A Second Order Non-Smooth Variational Model for Restoring Manifold-Valued Images

TL;DR

This paper develops a novel second order non-smooth variational model for restoring manifold-valued images, extending techniques from real-valued image processing to manifold data using differential geometry and convex optimization.

Contribution

It introduces the first second order difference and variational models for manifold-valued data, along with an efficient algorithm for denoising in symmetric spaces.

Findings

Effective denoising on n-sphere and positive definite matrices.

Convergence of the proposed algorithms in Hadamard spaces.

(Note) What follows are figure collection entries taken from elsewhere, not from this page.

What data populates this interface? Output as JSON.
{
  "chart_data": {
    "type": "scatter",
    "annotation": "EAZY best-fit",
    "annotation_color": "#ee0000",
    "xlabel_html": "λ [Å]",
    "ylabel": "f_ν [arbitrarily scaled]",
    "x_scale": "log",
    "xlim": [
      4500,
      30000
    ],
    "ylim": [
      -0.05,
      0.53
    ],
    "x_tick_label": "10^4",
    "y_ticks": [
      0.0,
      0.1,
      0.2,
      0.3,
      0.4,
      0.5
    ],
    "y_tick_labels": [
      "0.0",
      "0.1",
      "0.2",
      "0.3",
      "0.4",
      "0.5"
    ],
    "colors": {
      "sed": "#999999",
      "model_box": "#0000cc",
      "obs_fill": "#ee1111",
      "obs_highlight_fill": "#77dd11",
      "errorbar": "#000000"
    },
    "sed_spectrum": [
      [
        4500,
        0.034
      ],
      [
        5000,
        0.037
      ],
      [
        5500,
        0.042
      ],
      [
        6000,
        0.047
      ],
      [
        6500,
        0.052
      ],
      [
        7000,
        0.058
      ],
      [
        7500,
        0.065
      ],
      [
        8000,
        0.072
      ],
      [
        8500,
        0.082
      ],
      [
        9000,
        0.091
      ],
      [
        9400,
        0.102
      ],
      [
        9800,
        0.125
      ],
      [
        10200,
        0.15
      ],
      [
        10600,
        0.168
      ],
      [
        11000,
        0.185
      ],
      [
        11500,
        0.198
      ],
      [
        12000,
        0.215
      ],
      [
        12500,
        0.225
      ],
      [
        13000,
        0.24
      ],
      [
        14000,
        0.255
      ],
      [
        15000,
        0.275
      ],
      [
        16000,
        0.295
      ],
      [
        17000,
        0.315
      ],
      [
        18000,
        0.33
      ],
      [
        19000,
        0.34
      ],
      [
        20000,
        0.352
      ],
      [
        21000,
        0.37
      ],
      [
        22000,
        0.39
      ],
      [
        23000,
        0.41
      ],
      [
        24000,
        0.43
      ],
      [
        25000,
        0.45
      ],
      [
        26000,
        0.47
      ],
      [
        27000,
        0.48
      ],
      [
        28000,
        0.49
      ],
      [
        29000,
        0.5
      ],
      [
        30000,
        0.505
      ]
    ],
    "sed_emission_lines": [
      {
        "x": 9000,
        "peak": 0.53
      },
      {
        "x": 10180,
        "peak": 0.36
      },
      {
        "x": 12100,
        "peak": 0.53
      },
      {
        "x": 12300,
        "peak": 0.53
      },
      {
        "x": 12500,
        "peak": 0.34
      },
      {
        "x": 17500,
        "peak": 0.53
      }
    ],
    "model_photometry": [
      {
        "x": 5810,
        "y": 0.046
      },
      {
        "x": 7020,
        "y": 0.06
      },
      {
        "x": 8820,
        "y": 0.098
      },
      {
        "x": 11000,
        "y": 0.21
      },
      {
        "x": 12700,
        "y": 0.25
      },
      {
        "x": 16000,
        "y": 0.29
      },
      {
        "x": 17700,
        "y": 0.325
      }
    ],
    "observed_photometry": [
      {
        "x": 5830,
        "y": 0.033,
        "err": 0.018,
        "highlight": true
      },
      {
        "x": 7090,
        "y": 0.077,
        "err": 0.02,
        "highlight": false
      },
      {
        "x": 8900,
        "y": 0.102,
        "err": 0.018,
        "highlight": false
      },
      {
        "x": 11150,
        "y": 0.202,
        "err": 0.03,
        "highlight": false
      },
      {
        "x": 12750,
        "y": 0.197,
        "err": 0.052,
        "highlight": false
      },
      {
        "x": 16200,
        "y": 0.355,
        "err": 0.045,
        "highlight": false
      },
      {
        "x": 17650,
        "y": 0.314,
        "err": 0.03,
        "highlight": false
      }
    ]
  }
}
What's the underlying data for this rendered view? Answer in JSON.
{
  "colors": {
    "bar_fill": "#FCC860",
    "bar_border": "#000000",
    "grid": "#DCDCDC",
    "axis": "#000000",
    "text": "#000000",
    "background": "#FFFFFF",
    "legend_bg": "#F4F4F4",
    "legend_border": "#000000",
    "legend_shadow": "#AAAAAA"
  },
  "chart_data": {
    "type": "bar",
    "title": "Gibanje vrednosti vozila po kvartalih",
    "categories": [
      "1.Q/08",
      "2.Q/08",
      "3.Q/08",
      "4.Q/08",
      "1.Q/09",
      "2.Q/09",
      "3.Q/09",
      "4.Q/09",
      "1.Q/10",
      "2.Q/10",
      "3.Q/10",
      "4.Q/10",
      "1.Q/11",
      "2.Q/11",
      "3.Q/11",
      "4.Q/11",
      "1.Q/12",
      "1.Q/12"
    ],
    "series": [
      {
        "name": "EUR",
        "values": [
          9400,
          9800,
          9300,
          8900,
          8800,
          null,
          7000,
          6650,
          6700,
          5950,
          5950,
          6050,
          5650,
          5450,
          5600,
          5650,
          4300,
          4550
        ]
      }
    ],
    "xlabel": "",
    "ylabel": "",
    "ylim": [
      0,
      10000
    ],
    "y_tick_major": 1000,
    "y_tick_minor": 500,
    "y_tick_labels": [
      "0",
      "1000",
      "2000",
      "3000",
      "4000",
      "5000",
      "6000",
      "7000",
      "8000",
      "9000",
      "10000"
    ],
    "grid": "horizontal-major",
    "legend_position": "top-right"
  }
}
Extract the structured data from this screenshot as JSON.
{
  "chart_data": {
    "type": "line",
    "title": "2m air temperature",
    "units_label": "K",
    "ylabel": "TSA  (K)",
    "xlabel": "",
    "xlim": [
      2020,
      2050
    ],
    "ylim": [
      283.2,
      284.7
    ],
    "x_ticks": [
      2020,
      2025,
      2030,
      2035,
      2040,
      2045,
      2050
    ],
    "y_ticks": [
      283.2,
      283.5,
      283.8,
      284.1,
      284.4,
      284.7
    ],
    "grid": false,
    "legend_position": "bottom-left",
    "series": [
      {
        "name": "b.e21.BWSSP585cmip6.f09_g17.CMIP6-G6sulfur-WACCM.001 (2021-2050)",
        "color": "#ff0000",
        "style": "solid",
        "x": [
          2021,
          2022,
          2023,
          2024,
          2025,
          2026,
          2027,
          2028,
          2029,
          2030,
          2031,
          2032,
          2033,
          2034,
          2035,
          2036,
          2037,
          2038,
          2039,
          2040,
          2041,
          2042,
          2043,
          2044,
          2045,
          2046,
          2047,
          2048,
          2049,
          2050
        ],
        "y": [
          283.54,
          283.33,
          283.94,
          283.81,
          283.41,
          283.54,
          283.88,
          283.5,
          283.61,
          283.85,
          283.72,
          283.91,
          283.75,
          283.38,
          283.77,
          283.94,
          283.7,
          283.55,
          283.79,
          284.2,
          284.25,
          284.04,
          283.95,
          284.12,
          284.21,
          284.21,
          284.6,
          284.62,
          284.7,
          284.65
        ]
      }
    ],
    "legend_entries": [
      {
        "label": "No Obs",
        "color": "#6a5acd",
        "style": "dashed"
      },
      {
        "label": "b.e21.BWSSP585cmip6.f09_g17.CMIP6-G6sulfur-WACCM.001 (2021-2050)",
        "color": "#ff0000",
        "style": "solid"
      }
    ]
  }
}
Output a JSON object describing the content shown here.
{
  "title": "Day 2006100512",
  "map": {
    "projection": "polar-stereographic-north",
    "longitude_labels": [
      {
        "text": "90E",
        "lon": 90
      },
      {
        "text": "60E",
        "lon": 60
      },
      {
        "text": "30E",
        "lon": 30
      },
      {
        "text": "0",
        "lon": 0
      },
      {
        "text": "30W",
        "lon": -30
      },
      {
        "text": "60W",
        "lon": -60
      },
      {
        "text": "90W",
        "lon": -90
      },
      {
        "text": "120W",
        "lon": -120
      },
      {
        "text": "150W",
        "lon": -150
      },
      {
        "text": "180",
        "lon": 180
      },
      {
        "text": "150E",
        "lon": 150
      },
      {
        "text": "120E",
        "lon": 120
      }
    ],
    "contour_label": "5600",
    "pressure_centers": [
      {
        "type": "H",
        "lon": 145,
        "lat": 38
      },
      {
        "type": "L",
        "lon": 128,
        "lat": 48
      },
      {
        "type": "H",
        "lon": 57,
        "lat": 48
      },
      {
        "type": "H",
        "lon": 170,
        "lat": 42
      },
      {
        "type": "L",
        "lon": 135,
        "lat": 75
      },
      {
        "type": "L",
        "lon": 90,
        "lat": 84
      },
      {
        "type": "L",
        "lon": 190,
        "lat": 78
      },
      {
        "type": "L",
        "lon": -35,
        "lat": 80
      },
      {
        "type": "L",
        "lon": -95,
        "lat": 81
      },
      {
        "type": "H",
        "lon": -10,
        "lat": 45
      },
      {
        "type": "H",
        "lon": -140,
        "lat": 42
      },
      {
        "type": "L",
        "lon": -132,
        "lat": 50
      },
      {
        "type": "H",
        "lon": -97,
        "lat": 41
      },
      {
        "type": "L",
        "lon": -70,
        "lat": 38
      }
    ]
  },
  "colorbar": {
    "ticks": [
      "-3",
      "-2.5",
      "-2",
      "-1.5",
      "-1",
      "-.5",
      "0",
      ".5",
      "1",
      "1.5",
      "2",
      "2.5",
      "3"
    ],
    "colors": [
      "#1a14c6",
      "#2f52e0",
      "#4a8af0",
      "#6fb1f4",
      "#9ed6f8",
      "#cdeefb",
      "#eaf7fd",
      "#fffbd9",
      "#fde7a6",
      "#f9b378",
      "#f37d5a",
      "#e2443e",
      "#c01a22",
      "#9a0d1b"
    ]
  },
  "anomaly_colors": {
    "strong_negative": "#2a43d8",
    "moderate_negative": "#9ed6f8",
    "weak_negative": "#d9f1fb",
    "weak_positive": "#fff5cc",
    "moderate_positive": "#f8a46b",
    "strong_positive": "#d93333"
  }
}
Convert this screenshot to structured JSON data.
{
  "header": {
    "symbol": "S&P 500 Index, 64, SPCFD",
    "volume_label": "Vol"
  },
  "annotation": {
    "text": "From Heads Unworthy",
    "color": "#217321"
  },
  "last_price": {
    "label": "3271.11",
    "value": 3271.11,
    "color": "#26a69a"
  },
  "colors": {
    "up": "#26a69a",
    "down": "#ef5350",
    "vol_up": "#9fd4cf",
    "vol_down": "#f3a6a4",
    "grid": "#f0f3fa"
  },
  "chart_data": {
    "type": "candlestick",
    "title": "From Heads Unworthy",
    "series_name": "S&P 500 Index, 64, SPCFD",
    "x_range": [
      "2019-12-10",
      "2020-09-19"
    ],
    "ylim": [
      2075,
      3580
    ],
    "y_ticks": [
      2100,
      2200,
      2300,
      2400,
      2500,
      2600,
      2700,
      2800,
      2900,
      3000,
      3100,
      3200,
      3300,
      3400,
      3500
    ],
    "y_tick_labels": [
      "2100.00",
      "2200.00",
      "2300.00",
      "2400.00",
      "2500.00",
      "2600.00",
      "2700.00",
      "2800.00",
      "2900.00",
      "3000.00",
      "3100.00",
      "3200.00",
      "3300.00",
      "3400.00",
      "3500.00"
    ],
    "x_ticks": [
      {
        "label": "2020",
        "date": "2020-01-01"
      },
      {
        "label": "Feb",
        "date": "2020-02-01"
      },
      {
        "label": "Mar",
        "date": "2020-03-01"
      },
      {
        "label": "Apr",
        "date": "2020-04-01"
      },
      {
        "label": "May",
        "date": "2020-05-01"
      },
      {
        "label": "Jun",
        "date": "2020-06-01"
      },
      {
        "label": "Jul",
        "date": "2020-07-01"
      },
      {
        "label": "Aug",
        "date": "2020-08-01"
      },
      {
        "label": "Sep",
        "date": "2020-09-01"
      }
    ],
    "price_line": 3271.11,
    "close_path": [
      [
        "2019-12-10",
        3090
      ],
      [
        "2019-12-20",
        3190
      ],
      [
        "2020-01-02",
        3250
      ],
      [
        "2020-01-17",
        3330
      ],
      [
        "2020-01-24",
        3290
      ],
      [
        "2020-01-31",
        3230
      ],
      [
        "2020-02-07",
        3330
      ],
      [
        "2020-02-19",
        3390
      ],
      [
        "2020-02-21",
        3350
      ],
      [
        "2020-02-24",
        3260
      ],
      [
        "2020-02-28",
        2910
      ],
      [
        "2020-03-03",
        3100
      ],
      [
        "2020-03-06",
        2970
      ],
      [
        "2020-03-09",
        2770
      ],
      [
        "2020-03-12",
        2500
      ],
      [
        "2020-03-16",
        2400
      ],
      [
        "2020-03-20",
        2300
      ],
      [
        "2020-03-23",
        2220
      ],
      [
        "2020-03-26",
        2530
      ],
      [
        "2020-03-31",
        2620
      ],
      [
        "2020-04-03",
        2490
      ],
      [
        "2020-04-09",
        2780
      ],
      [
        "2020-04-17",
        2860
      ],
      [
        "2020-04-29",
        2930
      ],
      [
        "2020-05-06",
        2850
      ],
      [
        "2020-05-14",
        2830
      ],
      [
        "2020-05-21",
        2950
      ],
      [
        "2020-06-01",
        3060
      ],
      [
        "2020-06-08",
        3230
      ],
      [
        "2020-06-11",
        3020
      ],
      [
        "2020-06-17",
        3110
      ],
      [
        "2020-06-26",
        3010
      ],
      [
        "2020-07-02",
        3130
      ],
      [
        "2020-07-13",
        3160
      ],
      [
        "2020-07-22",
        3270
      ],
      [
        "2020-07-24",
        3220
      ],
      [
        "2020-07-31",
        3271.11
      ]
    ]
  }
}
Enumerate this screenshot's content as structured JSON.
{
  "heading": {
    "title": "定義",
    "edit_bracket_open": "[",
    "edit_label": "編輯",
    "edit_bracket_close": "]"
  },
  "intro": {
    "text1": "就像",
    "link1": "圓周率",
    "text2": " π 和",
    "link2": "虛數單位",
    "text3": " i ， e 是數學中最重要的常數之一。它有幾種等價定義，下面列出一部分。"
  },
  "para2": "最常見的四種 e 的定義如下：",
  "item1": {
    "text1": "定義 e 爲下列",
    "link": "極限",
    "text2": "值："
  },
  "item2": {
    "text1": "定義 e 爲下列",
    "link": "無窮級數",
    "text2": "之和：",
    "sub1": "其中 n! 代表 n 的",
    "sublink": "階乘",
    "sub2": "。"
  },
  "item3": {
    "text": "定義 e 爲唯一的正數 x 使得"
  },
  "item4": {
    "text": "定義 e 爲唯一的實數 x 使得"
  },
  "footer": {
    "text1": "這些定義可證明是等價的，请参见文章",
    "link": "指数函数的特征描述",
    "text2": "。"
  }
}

Demonstrated practical performance of the method.

Abstract

We introduce a new non-smooth variational model for the restoration of manifold-valued data which includes second order differences in the regularization term. While such models were successfully applied for real-valued images, we introduce the second order difference and the corresponding variational models for manifold data, which up to now only existed for cyclic data. The approach requires a combination of techniques from numerical analysis, convex optimization and differential geometry. First, we establish a suitable definition of absolute second order differences for signals and images with values in a manifold. Employing this definition, we introduce a variational denoising model based on first and second order differences in the manifold setup. In order to minimize the corresponding functional, we develop an algorithm using an inexact cyclic proximal point algorithm. We propose an efficient strategy for the computation of the corresponding proximal mappings in symmetric spaces utilizing the machinery of Jacobi fields. For the n-sphere and the manifold of symmetric positive definite matrices, we demonstrate the performance of our algorithm in practice. We prove the convergence of the proposed exact and inexact variant of the cyclic proximal point algorithm in Hadamard spaces. These results which are of interest on its own include, e.g., the manifold of symmetric positive definite matrices.